Назаровна, чистившая рыбу, пояснила:
— Не я, рыбалка всему виною. Вы его спросите, что он делает каждое воскресенье? С удочкой над прорубью просиживает. Ни кино ему, ни книжка не нужны. Прямо больной на это дело.
— Теперь он у меня увидит рыбалку!
Отец и сын непримиримо поглядели друг на друга. Нож в руках Назаровны замер. И опять Дину поразил необычный Лялькин голос:
— Миша! Нам вовсе не все равно, как ты окончишь школу.
— Как-нибудь окончу, — отрезал Михаил.
— «Как-нибудь» нас не устраивает. Короче, знай: мы от тебя не отступимся. Мы — это не только я и Долгова. Мы — это весь класс. А теперь дайте нам, Клавдия Назаровна, еще ножей. Поможем вам очистить рыбу.

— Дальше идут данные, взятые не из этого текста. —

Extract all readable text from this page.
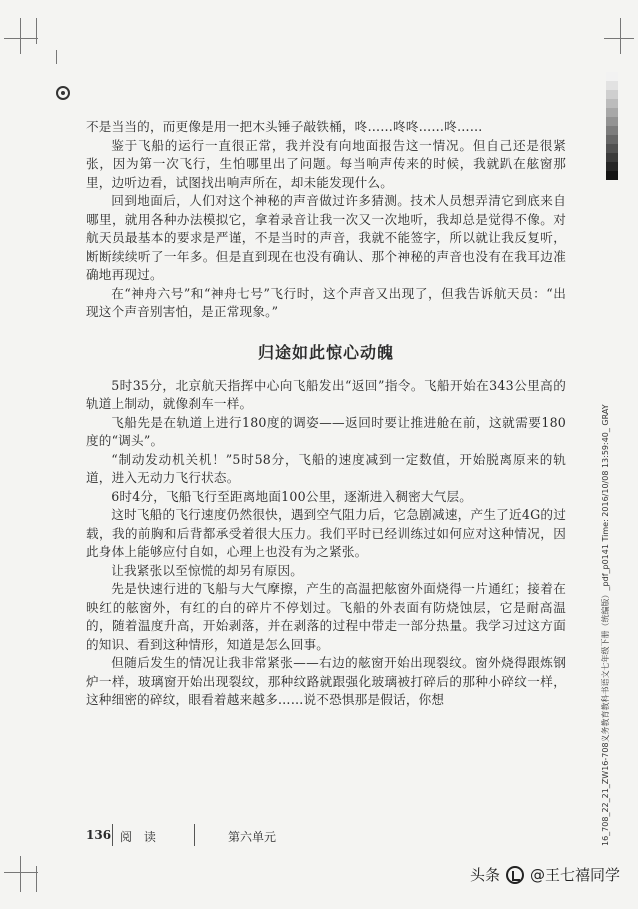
不是当当的，而更像是用一把木头锤子敲铁桶，咚……咚咚……咚……

鉴于飞船的运行一直很正常，我并没有向地面报告这一情况。但自己还是很紧张，因为第一次飞行，生怕哪里出了问题。每当响声传来的时候，我就趴在舷窗那里，边听边看，试图找出响声所在，却未能发现什么。

回到地面后，人们对这个神秘的声音做过许多猜测。技术人员想弄清它到底来自哪里，就用各种办法模拟它，拿着录音让我一次又一次地听，我却总是觉得不像。对航天员最基本的要求是严谨，不是当时的声音，我就不能签字，所以就让我反复听，断断续续听了一年多。但是直到现在也没有确认、那个神秘的声音也没有在我耳边准确地再现过。

在“神舟六号”和“神舟七号”飞行时，这个声音又出现了，但我告诉航天员：“出现这个声音别害怕，是正常现象。”

归途如此惊心动魄

5时35分，北京航天指挥中心向飞船发出“返回”指令。飞船开始在343公里高的轨道上制动，就像刹车一样。

飞船先是在轨道上进行180度的调姿——返回时要让推进舱在前，这就需要180度的“调头”。

“制动发动机关机！”5时58分，飞船的速度减到一定数值，开始脱离原来的轨道，进入无动力飞行状态。

6时4分，飞船飞行至距离地面100公里，逐渐进入稠密大气层。

这时飞船的飞行速度仍然很快，遇到空气阻力后，它急剧减速，产生了近4G的过载，我的前胸和后背都承受着很大压力。我们平时已经训练过如何应对这种情况，因此身体上能够应付自如，心理上也没有为之紧张。

让我紧张以至惊慌的却另有原因。

先是快速行进的飞船与大气摩擦，产生的高温把舷窗外面烧得一片通红；接着在映红的舷窗外，有红的白的碎片不停划过。飞船的外表面有防烧蚀层，它是耐高温的，随着温度升高，开始剥落，并在剥落的过程中带走一部分热量。我学习过这方面的知识、看到这种情形，知道是怎么回事。

但随后发生的情况让我非常紧张——右边的舷窗开始出现裂纹。窗外烧得跟炼钢炉一样，玻璃窗开始出现裂纹，那种纹路就跟强化玻璃被打碎后的那种小碎纹一样，这种细密的碎纹，眼看着越来越多……说不恐惧那是假话，你想

136 阅 读	第六单元	16_708_22_21_ZW16-708义务教育教科书语文七年级下册（统编版）_pdf_p0141 Time: 2016/10/08 13:59:40_ GRAY
头条 @王七禧同学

Уже вся рыба была распотрошена, лук, картофель и морковь мелко нашинкованы, а Лялька не торопилась уходить. Дина незаметно дернула ее за рукав: пора и честь знать! Та отрицательно мотнула головой.

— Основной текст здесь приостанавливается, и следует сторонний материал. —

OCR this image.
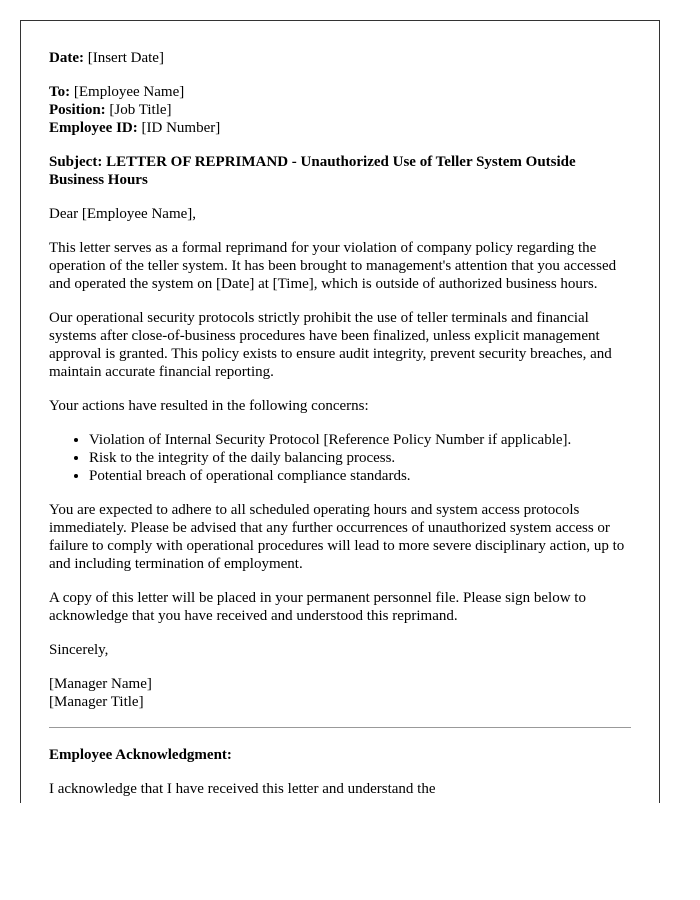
Date: [Insert Date]

To: [Employee Name]
Position: [Job Title]
Employee ID: [ID Number]

Subject: LETTER OF REPRIMAND - Unauthorized Use of Teller System Outside Business Hours

Dear [Employee Name],

This letter serves as a formal reprimand for your violation of company policy regarding the operation of the teller system. It has been brought to management's attention that you accessed and operated the system on [Date] at [Time], which is outside of authorized business hours.

Our operational security protocols strictly prohibit the use of teller terminals and financial systems after close-of-business procedures have been finalized, unless explicit management approval is granted. This policy exists to ensure audit integrity, prevent security breaches, and maintain accurate financial reporting.

Your actions have resulted in the following concerns:

• Violation of Internal Security Protocol [Reference Policy Number if applicable].
• Risk to the integrity of the daily balancing process.
• Potential breach of operational compliance standards.

You are expected to adhere to all scheduled operating hours and system access protocols immediately. Please be advised that any further occurrences of unauthorized system access or failure to comply with operational procedures will lead to more severe disciplinary action, up to and including termination of employment.

A copy of this letter will be placed in your permanent personnel file. Please sign below to acknowledge that you have received and understood this reprimand.

Sincerely,

[Manager Name]
[Manager Title]

Employee Acknowledgment:

I acknowledge that I have received this letter and understand the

— Миша, — попросила она, — Бурцев рассказывал, что у тебя в аквариуме есть красивые рыбы. Покажи.
На губах Бугаева появилось подобие улыбки. Тщательно вытерев мокрые руки (мать заставила его перемыть овощи), он повел Дину и Ляльку во вторую комнату. Здесь стояли старый письменный стол, железная раскладушка и огромный аквариум на деревянной тумбе. Щелчок выключателя — и аквариум осветился. Шарахнулись, метнулись в стороны рыбешки, но Бугаев осторожно постучал рукой по стеклу, и они успокоились.

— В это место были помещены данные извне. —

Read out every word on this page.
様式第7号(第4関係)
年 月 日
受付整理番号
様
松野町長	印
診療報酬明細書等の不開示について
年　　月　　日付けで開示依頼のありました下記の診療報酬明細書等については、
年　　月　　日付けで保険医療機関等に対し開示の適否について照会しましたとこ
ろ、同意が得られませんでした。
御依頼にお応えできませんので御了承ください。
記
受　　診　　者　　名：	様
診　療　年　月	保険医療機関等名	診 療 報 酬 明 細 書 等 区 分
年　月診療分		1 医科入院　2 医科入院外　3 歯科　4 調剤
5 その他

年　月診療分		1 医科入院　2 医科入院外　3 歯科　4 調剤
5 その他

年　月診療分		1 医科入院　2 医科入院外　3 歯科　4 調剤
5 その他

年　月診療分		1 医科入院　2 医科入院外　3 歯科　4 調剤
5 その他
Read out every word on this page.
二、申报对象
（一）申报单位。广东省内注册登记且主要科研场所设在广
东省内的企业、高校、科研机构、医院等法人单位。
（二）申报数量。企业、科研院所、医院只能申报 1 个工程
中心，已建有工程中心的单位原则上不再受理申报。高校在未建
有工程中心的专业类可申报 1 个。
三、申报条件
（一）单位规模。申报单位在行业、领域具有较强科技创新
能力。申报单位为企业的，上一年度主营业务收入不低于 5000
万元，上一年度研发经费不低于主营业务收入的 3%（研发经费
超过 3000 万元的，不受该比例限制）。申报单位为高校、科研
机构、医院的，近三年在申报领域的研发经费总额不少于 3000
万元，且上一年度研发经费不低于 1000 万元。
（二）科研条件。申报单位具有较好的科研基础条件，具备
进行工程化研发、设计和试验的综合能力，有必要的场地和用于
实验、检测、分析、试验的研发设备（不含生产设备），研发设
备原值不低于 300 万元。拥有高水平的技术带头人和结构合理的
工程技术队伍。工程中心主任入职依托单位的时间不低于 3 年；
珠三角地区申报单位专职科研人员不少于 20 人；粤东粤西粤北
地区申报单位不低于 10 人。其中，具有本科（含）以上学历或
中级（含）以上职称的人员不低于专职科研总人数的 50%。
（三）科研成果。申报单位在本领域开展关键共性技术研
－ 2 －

Бросая в воду корм, Миша пояснял:
— Видите красно-желтую, с черными крапинками? Это коралловая рыба. А та, узкая, как стрела, называется анчоусом. Поохотился я за ней, пока купил. Она деликатная, уступчивая. Бросишь корм — все кинутся, а она пережидает. Достается ей от того горлохвата с длинным носом — парусника. У него плавники, как парус. Видите? Я его поучу. Это губан, это — пикша. Ну-ка, ну-ка… Не наелись, что ли? — Он застучал по стеклу. Две рыбинки, теснившие третью, ушли от его стука на дно аквариума. — Вечно скандалят! Никакой королевской выдержки!
— Почему королевской? — поинтересовалась Дина.
— Сельдяными королями прозваны.
Бугаев охотно перечислял названия рыб, рассказывал об их удивительной жизни. Чтобы так знать повадки обитателей аквариума, надо было часами простаивать подле и наблюдать за ними, и дежурить у зоомагазина, если продавец обещал на той неделе «выбросить на прилавок» морского петуха или миктофид — светящегося анчоуса, и расстраиваться, когда гибла кузовка — крошечная желтая рыбешка, заскучавшая еще с вечера.
— Приглашай, Миша, гостей, — крикнула из другой комнаты мать. — Уха поспела.
— Будете? — смущенно спросил Бугаев.
Дина хотела вежливо отказаться, но ее опередила Лялька:
— Обязательно.
Дина недоумевала: что делается с Лялькой?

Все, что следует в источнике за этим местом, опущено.